Mualaf - Joseph Estes |
Kisah Mantan Pastor Yang Mendapat Hidayah Islam
BAGIAN I
Terikat dalam keluarga yang memegang ajaran Kristen dengan kuat.
Keluarga dan nenek moyang kami tidak hanya mendirikan gereja dan sekolah
Kristen di Midwest, tapi merupakan keluarga pertama yang menempati
daerah itu. Kami adalah Kristen yang taat.
Saat remaja, aku ingat benar ketika aku minat sekali untuk tahu
tentang Gospel atau sering di sebut “Kabar baik”, ajaran dari Kristen.
Hal ini membuatku makin ingin belajar tentang banyak agama. Tapi tidak
terhenti hanya pada agama Kristen. Sama sekali tidak. Aku pun mengkaji
agama Hindu, Yahudi, Buddha, metafisik, dan keyakinan asli orang Amerika
(suku Indian). Namun hanya satu agama yang tidak saya kaji, yaitu
Islam. Ayahku aktif mengikuti kegiatan gereja, terutama sekolah gereja.
Ia dan istrinya (Ibu tiriku) mengenal banyak penginjil dan pengkhotbah
di TV.
Pada tahun 1991, ayah mulai menjalin usaha dengan orang Mesir dan
memintaku untuk menemuinya. Dan ayahku menyebutkan bahwa orang Mesir itu
seorang Muslim. Saat itu, aku tak mempercayainya. Seorang muslim? Aku
akan bertemu dengan seorang Muslim? Bahkan aku belum pernah menemui
orang muslim sebelumnya. Seperti apakah dia? Ayahku pernah bilang kalau
oarng muslim itu bengis dan teroris. Mereka suka main bom sana sini dan
pekerjaannya mencium tanah lima kali sehari, lalu menyembah kotak hitam
di gurun.
Pada saat menemuinya, aku memakai seluruh perhiasan Kristenku. Aku
membawa injil, memakai kalung salib dan memakai topi bertuliskan “Tuhan
Yesus”. Tapi yang kudapatkan adalah sebaliknya, orang muslim dari Mesir
itu tidak mengenakan hal-hal yang mengerikan yang mencirikan seorang
muslim fanatik. Ia tidak memakai kalung bertuliskan nama Tuhan mereka,
tidak pula membawa kitab mereka. Ia pun seorang yang ramah.

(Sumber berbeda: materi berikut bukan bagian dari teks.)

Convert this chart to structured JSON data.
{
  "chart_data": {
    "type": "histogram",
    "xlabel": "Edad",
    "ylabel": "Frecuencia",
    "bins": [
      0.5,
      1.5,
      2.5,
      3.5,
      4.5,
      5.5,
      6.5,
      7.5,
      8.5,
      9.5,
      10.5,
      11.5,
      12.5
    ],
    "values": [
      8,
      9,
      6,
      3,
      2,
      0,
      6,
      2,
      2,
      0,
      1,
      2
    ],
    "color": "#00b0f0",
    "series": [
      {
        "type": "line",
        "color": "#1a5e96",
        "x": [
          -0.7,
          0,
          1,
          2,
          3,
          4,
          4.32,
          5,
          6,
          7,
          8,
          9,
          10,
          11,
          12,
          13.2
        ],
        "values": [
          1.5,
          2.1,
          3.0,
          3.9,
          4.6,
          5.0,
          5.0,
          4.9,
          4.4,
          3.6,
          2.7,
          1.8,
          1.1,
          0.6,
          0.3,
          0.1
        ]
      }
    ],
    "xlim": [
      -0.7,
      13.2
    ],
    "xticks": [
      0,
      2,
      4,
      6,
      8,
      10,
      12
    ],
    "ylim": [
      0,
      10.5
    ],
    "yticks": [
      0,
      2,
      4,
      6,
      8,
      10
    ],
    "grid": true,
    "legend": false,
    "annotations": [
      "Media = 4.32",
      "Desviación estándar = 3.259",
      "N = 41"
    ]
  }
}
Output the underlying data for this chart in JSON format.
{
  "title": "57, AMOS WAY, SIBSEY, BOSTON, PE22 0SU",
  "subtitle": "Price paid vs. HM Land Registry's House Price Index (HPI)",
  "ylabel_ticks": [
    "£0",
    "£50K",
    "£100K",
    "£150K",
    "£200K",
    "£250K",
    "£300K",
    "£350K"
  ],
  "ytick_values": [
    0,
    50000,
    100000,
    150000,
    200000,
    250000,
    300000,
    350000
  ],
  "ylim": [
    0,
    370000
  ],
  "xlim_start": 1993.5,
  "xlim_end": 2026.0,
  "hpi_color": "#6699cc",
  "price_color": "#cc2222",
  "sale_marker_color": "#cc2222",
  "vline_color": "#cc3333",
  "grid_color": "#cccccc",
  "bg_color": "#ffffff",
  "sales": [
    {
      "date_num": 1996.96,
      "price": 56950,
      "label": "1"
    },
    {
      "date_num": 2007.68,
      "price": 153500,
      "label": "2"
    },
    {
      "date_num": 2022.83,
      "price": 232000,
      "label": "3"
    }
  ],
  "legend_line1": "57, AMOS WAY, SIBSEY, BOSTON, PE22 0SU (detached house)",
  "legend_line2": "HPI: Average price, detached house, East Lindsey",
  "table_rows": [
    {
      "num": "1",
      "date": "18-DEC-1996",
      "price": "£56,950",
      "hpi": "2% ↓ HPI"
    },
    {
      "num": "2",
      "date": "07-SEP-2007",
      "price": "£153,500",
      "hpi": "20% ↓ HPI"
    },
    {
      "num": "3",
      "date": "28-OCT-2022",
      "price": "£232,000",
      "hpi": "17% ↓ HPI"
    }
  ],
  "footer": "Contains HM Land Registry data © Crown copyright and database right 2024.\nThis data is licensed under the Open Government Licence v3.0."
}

Setelah perkenalan singkat, aku mulai mengorek informasi tentang
Islam. Dan kudapati hal yang mengejutkan, bahwa muslim itu mempercayai
Tuhan, percaya dengan adanya Adam, Hawa, Abraham (Ibrahim), Moses
(Musa), David (Daud), Solomon (Sulaiman), bahkan ia juga percaya dengan
Injil dan Isa. Apa-apaan, pikirku. Bagaimana bisa kami, yang berbeda
agama mempercayai hal yang sama??
Nama orang Mesir itu, Muhammad. Ketika kami makin akrab atas nama
bisnis, Muhammad dan aku sering pula bertemu dan diskusi seputar Islam
dan Kristen. Aku mulai memamerkan berbagai macam versi Injil. Dari mulai
versi James yang lama dan yang baru, versi Jimmy Swaggart, Injil
Katolik dan Protestan. Sedangkan Muhammad, menunjukkan bahwa ia hanya
mempunyai satu buah versi Al-Quran. Aku terkesima dengan Al-Quran yang
terjaga rapi dan dapat dibaca dengan mudah juz per juz.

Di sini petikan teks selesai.